Something useful from AWS

12:10 am on Sep 6, 2012 (gmt 0)

I was tinkering with Quora and posted a link to see what they used for validation and sure enough they're using AWS. Finally, something useful that gives me an actual reason to punch a hole in the AWS firewall. - - [05/Sep/2012:23:59:18 +0000] "GET /sample.php HTTP/1.1" 200 8810 "-" "Quora Link Preview/1.0 (http://www.quora.com)" - - [05/Sep/2012:23:59:19 +0000] "GET /sample.php HTTP/1.1" 200 8810 "-" "Quora Link Preview/1.0 (http://www.quora.com)" - - [05/Sep/2012:23:59:35 +0000] "GET /sample.php HTTP/1.1" 200 8810 "-" "Python-urllib/2.7" - - [05/Sep/2012:23:59:35 +0000] "GET /sample.php HTTP/1.1" 200 8810 "-" "Python-urllib/2.7"

Not sure why they needed to check it 4 times.
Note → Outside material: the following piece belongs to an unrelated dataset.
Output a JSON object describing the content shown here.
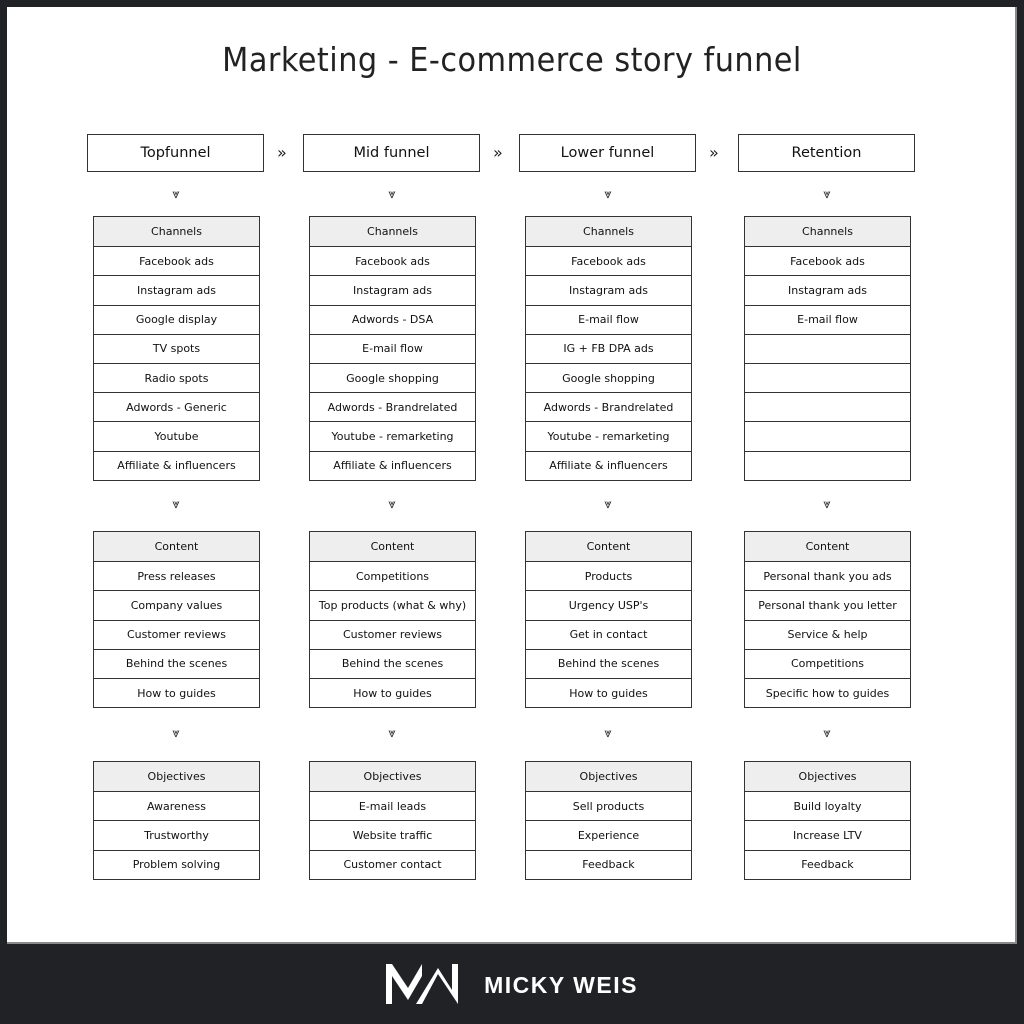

Two IPs properly identified their user agents, the next two used default python UAs, pretty sloppy programming all around.

Sadly, punching a hole in the firewall for them leaves a gaping hole for scrapers using AWS. Need to put my noodle to work and figure out some ID scheme that allows vendors to use a shared modem pool and ID themselves without using rDNS because this situation is only going to get bigger as more sites transition to cloud computing.